The company's latest stunt, however, might be its biggest yet. To make a point to Donald Trump (and gain some serious publicity) the game manufacturer reportedly decided to purchase a plot of land right along the U.S. border to try and stop Donald Trump from building the wall.
As part of this year's Black Friday promotion, "Cards Against Humanity Saves America" debuted with a press release directly aimed at Donald Trump in an attempt to foil one of his earliest campaign promises.
As per the company's official statement, the "Saves America" edition of the game comes with a few special goodies.
"Donald Trump is a preposterous golem who is afraid of Mexicans. He is so afraid that he wants to build a twenty-billion dollar wall that everyone knows will accomplish nothing. So we've purchased a plot of vacant land on the border and retained a law firm specializing in eminent domain to make it as time-consuming and expensive as possible for the wall to get built.
On Day 1, all Cards Against Humanity Saves America Recipients will get an illustrated map of the land, a certificate of our promise to fight the wall, some new cards, and a few other surprises."
People were smitten not only with the idea, but the promotional video associated with the special Black Friday edition of the game.
Fans also were stunned about the amount of planning and thought that went into the company's idea.
Potential buyers who live outside the states came up with a great shipping idea to help Cards Against Humanity get their point across.

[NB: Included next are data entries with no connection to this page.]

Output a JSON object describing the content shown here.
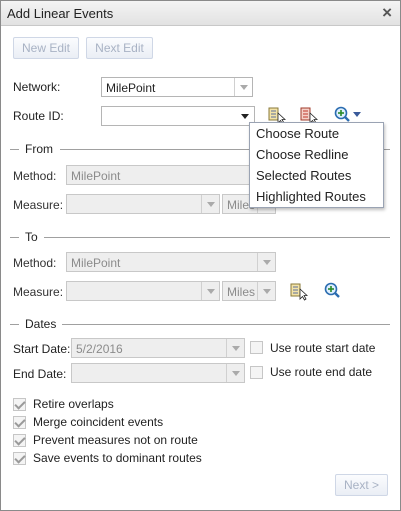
{
  "window": {
    "title": "Add Linear Events",
    "close_glyph": "×"
  },
  "toolbar": {
    "new_edit": "New Edit",
    "next_edit": "Next Edit"
  },
  "network": {
    "label": "Network:",
    "value": "MilePoint"
  },
  "route": {
    "label": "Route ID:",
    "value": ""
  },
  "route_menu": {
    "items": [
      "Choose Route",
      "Choose Redline",
      "Selected Routes",
      "Highlighted Routes"
    ]
  },
  "from": {
    "heading": "From",
    "method_label": "Method:",
    "method_value": "MilePoint",
    "measure_label": "Measure:",
    "measure_value": "",
    "units_value": "Miles"
  },
  "to": {
    "heading": "To",
    "method_label": "Method:",
    "method_value": "MilePoint",
    "measure_label": "Measure:",
    "measure_value": "",
    "units_value": "Miles"
  },
  "dates": {
    "heading": "Dates",
    "start_label": "Start Date:",
    "start_value": "5/2/2016",
    "end_label": "End Date:",
    "end_value": "",
    "use_start": "Use route start date",
    "use_end": "Use route end date"
  },
  "options": [
    {
      "label": "Retire overlaps",
      "checked": true
    },
    {
      "label": "Merge coincident events",
      "checked": true
    },
    {
      "label": "Prevent measures not on route",
      "checked": true
    },
    {
      "label": "Save events to dominant routes",
      "checked": true
    }
  ],
  "footer": {
    "next": "Next >"
  },
  "icons": {
    "select_route": "select-route-icon",
    "redline": "redline-select-icon",
    "zoom": "zoom-in-icon"
  }
}
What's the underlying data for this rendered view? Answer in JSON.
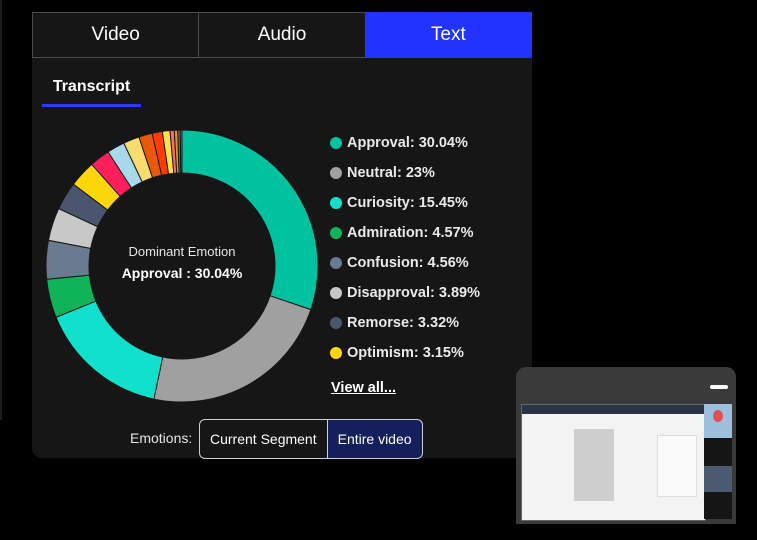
{
  "tabs": [
    "Video",
    "Audio",
    "Text"
  ],
  "active_tab": "Text",
  "subtab": "Transcript",
  "dominant": {
    "title": "Dominant Emotion",
    "value": "Approval : 30.04%"
  },
  "legend": [
    {
      "label": "Approval: 30.04%",
      "color": "#00c29f"
    },
    {
      "label": "Neutral: 23%",
      "color": "#a0a0a0"
    },
    {
      "label": "Curiosity: 15.45%",
      "color": "#10e0cc"
    },
    {
      "label": "Admiration: 4.57%",
      "color": "#0fb358"
    },
    {
      "label": "Confusion: 4.56%",
      "color": "#6a7a90"
    },
    {
      "label": "Disapproval: 3.89%",
      "color": "#c8c8c8"
    },
    {
      "label": "Remorse: 3.32%",
      "color": "#4a5670"
    },
    {
      "label": "Optimism: 3.15%",
      "color": "#ffd60a"
    }
  ],
  "view_all": "View all...",
  "emotions_label": "Emotions:",
  "segment_buttons": [
    "Current Segment",
    "Entire video"
  ],
  "chart_data": {
    "type": "pie",
    "variant": "donut",
    "slices": [
      {
        "label": "Approval",
        "value": 30.04,
        "color": "#00c29f"
      },
      {
        "label": "Neutral",
        "value": 23,
        "color": "#a0a0a0"
      },
      {
        "label": "Curiosity",
        "value": 15.45,
        "color": "#10e0cc"
      },
      {
        "label": "Admiration",
        "value": 4.57,
        "color": "#0fb358"
      },
      {
        "label": "Confusion",
        "value": 4.56,
        "color": "#6a7a90"
      },
      {
        "label": "Disapproval",
        "value": 3.89,
        "color": "#c8c8c8"
      },
      {
        "label": "Remorse",
        "value": 3.32,
        "color": "#4a5670"
      },
      {
        "label": "Optimism",
        "value": 3.15,
        "color": "#ffd60a"
      },
      {
        "value": 2.4,
        "color": "#ff1f5a"
      },
      {
        "value": 2.1,
        "color": "#a8d8ea"
      },
      {
        "value": 1.9,
        "color": "#f7dc6f"
      },
      {
        "value": 1.6,
        "color": "#e8590c"
      },
      {
        "value": 1.2,
        "color": "#ff3b00"
      },
      {
        "value": 0.9,
        "color": "#ffe14d"
      },
      {
        "value": 0.5,
        "color": "#ff6b6b"
      },
      {
        "value": 0.4,
        "color": "#d4a017"
      },
      {
        "value": 0.3,
        "color": "#8e44ad"
      },
      {
        "value": 0.2,
        "color": "#e74c3c"
      }
    ]
  }
}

I don’t have a US shipping address so how about including the option to gift this to a randomly selected senator or congressperson?— Kyle Barrow (@kylebarrow) November 14, 2017
And the company might be getting political, but that doesn't mean they've lost their edge, either.
People are already gifting the special edition to their friends.
It's pretty surprising, considering such scathing and righteous political moves are being made by a company that makes a game that's about being as vulgar, gross, and nihilistic as possible.